# San Bernardino Line electrification



## NeueAmtrakCalifornia (Apr 19, 2020)

Somewhat related to the LOSSAN Corridor rebuild idea that I posted, the San Bernardino line is the only other line that is most likely to be electrified (and pretty much the first to be electrified if Metrolink plans on electrification). In tandem with the Foothill Extension, Metrolink can start electrifying the San Bernardino line. This includes grade-separating the line to eliminate grade crossings. The following major changes include:
* El Monte Railroad: The El Monte Busway will be retooled into a multi-track rail line. This includes rebuilding the innermost lanes of I-10 between Cal State LA and El Monte. The Red/Purple line will be extended on the rebuilt El Monte Busway before terminating at El Monte Transit Center.
* Ramona Boulevard elevated railway: A new elevated rail line will be built following Ramona Boulevard before reconnecting with the existing tracks at Alderson Avenue. The El Monte station will be relocated to the El Monte Transit Center, and Baldwin Park will also have a new station.
* Sunset Branch: East of El Monte, the tracks branch off into a new rail line following I-10. The rail line goes under a tunnel east of Covina before connecting to the UP's Sunset Subdivision at Pomona. At Fontana Gateway, the line reconnects to I-10 before branching off on Redlands boulevard on an elevated rail line to connect with the Arrow Commuter Rail and then reconnects to I-10 southeast. The Sunset Branch meets up with the UPRR's Sunset Subdivision at Beaumont, and largely parallels it all the way to Indio. Amtrak can run Pacific Surfliner trains run through the Sunset Branch, as well as have the Sunset Limited rerouted to the new line (tracks will branch off to reconnect with the UP's Sunset Subdivision). Metrolink can run a new Coachella Valley line.
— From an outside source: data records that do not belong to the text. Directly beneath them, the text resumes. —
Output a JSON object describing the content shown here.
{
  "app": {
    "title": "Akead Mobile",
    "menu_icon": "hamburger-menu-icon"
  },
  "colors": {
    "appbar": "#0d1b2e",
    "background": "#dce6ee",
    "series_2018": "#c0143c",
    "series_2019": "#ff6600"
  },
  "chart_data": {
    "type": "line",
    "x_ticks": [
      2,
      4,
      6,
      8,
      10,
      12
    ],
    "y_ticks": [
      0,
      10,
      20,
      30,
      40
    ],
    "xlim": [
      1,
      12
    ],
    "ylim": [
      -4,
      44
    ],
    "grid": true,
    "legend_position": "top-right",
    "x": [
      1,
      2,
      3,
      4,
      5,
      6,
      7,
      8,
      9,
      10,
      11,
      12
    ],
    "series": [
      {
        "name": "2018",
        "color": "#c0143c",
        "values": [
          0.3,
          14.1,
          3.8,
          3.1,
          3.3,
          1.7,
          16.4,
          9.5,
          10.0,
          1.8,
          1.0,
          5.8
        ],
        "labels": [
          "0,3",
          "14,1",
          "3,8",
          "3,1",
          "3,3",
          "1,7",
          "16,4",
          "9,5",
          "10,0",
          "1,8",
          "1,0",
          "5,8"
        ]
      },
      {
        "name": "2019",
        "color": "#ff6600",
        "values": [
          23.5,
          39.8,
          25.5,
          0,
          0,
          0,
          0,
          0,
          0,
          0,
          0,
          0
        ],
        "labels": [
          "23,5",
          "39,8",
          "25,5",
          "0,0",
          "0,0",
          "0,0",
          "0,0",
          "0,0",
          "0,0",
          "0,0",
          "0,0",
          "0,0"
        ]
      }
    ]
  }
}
Upon the San Bernardino Line rebuild, Amtrak's Southwest Chief will be rerouted again to the San Bernardino Line, as Amtrak will not have to deal with BNSF freight trains between LA and San Bernardino. This will cost Riverside Amtrak service (and Fullerton will only have the Pacific Surfliner for Amtrak) but El Monte and Montclair get Amtrak service in return. In terms of electric fleet, Metrolink would go for electric locomotives as they do not have to replace their carriages. They can either buy second-hand ALP-46s from NJT (the upcoming Multilevel III EMUs would render them redundant) or commission Siemens an order of ACS-64s.


----------



## gswager (Apr 19, 2020)

I agree about putting electrification on Metrolink San Bernardino Line. It's the busiest line in its system. It may be happened but it'll be a while.


----------